MOSCOW, July 30 (RIA Novosti) – French energy major Total said Wednesday it was going to assess the full impact of harsher western sanctions against Russia, which is its main oil and gas supplier, The Wall Street Journal said referring to the French firm’s second-quarter estimates.

“Russia is a crucial market for Total, which expects the biggest share of its oil and gas output to come from the country by 2020,” the New York-based daily said.

The paper quoted Total’s Chief Financial Officer Patrick de la Chevardiere as saying in a conference call that Russia is “a great oil and gas country and we'll have to wait and see the nature of these new sanctions first.”

The French energy giant, which owns about 18 percent of Novatek, Russia’s second-largest gas producer, on Wednesday adjusted its second-quarter net profit estimates to post a 12 percent drop.

Earlier this month, Total stopped increasing its share in Novatek following the crash of Malaysia Airlines Flight MH17 in eastern Ukraine.

“We stopped buying shares in Novatek the day of the plane accident, considering all the uncertainties that this event could lead to,” the French company’s CEO was quoted as saying by the UK’s Financial Times newspaper.

According to The Wall Street Journal, Total expects its hydrocarbon production in Russia to rise to 400,000 barrels a day from 207,000 in 2013, “thanks to its partnership with Novatek and their joint project of liquefied natural gas of Yamal, off the Arctic Circle, along with China National Petroleum Corp.”

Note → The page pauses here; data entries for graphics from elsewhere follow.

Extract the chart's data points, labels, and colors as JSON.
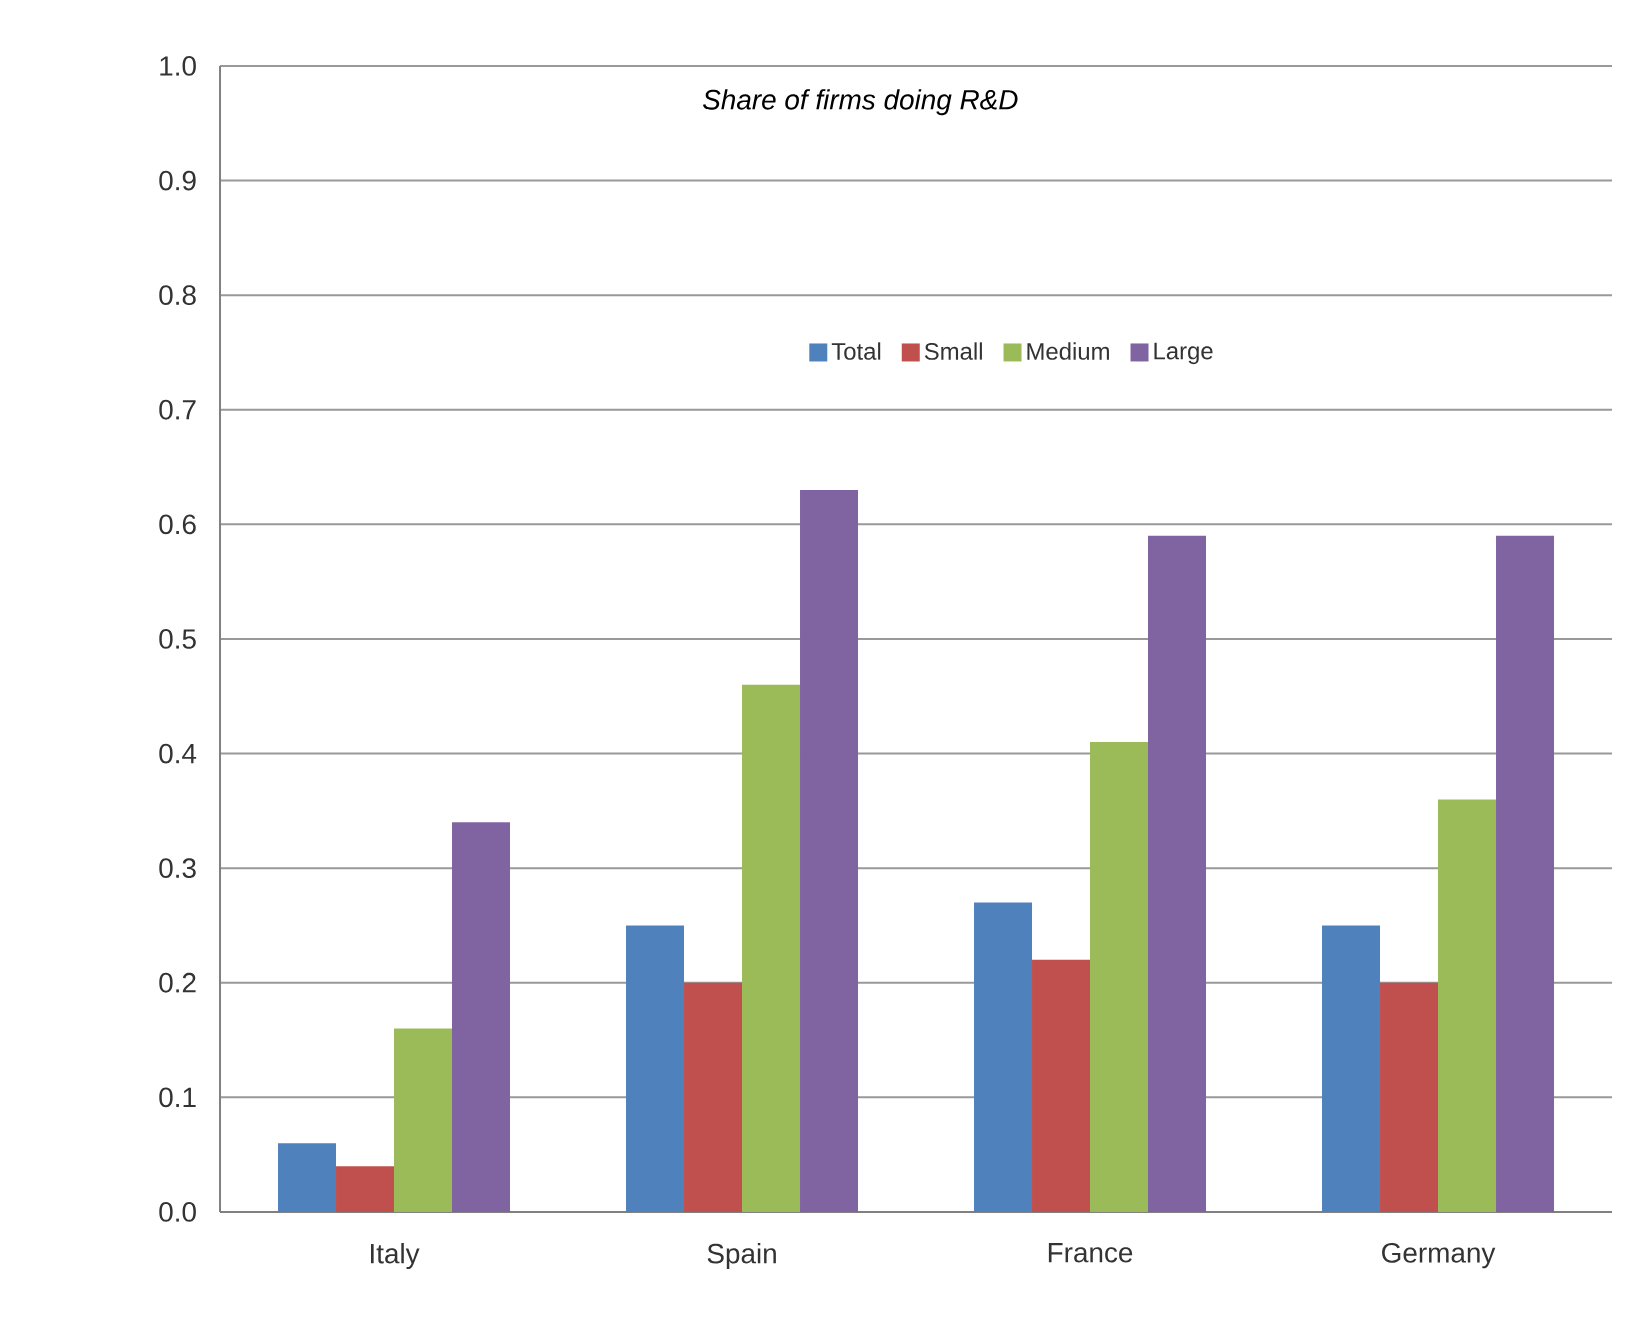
{
  "chart_data": {
    "type": "bar",
    "title": "*Share of firms doing R&D*",
    "categories": [
      "Italy",
      "Spain",
      "France",
      "Germany"
    ],
    "series": [
      {
        "name": "Total",
        "color": "#4f81bd",
        "values": [
          0.06,
          0.25,
          0.27,
          0.25
        ]
      },
      {
        "name": "Small",
        "color": "#c0504d",
        "values": [
          0.04,
          0.2,
          0.22,
          0.2
        ]
      },
      {
        "name": "Medium",
        "color": "#9bbb59",
        "values": [
          0.16,
          0.46,
          0.41,
          0.36
        ]
      },
      {
        "name": "Large",
        "color": "#8064a2",
        "values": [
          0.34,
          0.63,
          0.59,
          0.59
        ]
      }
    ],
    "ylim": [
      0,
      1
    ],
    "yticks": [
      {
        "value": 0,
        "label": "0.0"
      },
      {
        "value": 0.1,
        "label": "0.1"
      },
      {
        "value": 0.2,
        "label": "0.2"
      },
      {
        "value": 0.3,
        "label": "0.3"
      },
      {
        "value": 0.4,
        "label": "0.4"
      },
      {
        "value": 0.5,
        "label": "0.5"
      },
      {
        "value": 0.6,
        "label": "0.6"
      },
      {
        "value": 0.7,
        "label": "0.7"
      },
      {
        "value": 0.8,
        "label": "0.8"
      },
      {
        "value": 0.9,
        "label": "0.9"
      },
      {
        "value": 1,
        "label": "1.0"
      }
    ],
    "grid": "y",
    "legend": "top"
  }
}
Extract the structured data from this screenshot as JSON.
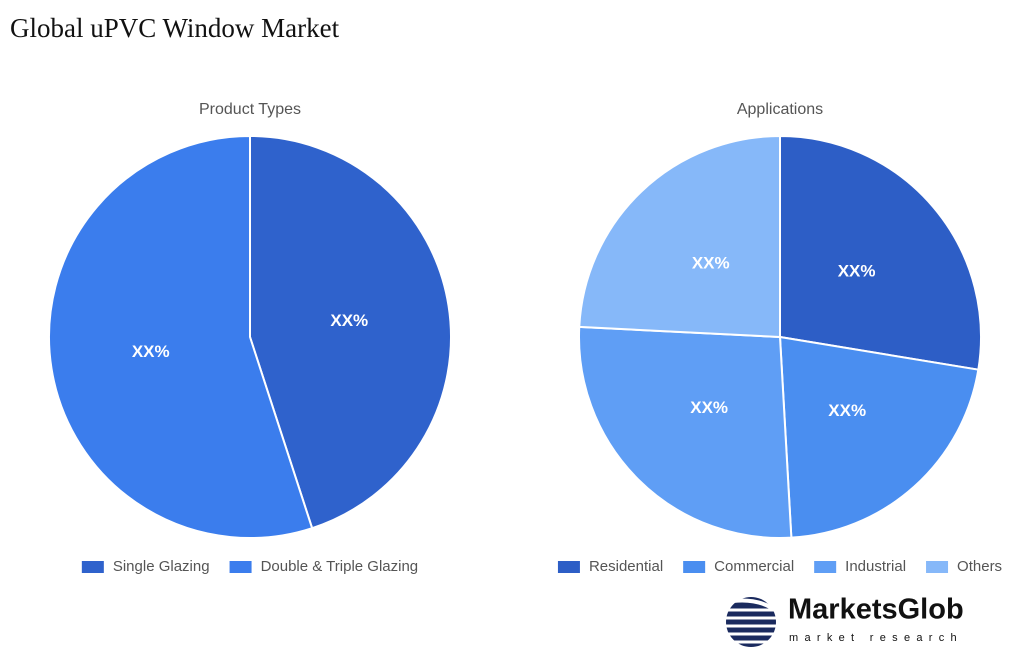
{
  "title": "Global uPVC Window Market",
  "chart_data": [
    {
      "type": "pie",
      "title": "Product Types",
      "categories": [
        "Single Glazing",
        "Double & Triple Glazing"
      ],
      "values": [
        45,
        55
      ],
      "value_labels": [
        "XX%",
        "XX%"
      ],
      "colors": [
        "#2f62cc",
        "#3b7ded"
      ],
      "legend": "bottom"
    },
    {
      "type": "pie",
      "title": "Applications",
      "categories": [
        "Residential",
        "Commercial",
        "Industrial",
        "Others"
      ],
      "values": [
        27.6,
        21.5,
        26.7,
        24.2
      ],
      "value_labels": [
        "XX%",
        "XX%",
        "XX%",
        "XX%"
      ],
      "colors": [
        "#2d5ec6",
        "#4a8ef0",
        "#5f9ef5",
        "#86b8f9"
      ],
      "legend": "bottom"
    }
  ],
  "logo": {
    "name": "MarketsGlob",
    "tagline": "market research"
  }
}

On Tuesday, the European Union agreed a new set of economic sanctions against Russia over the Ukrainian crisis, which limit access to EU capital markets for Russian state-owned financial institutions, impose an embargo on trade in arms, establish an export ban for dual-use goods for military end users, and curtail Russian access to sensitive technologies particularly in the oil sector.

Russia has repeatedly called the “language of sanctions” counterproductive and said these measures would have a boomerang effect.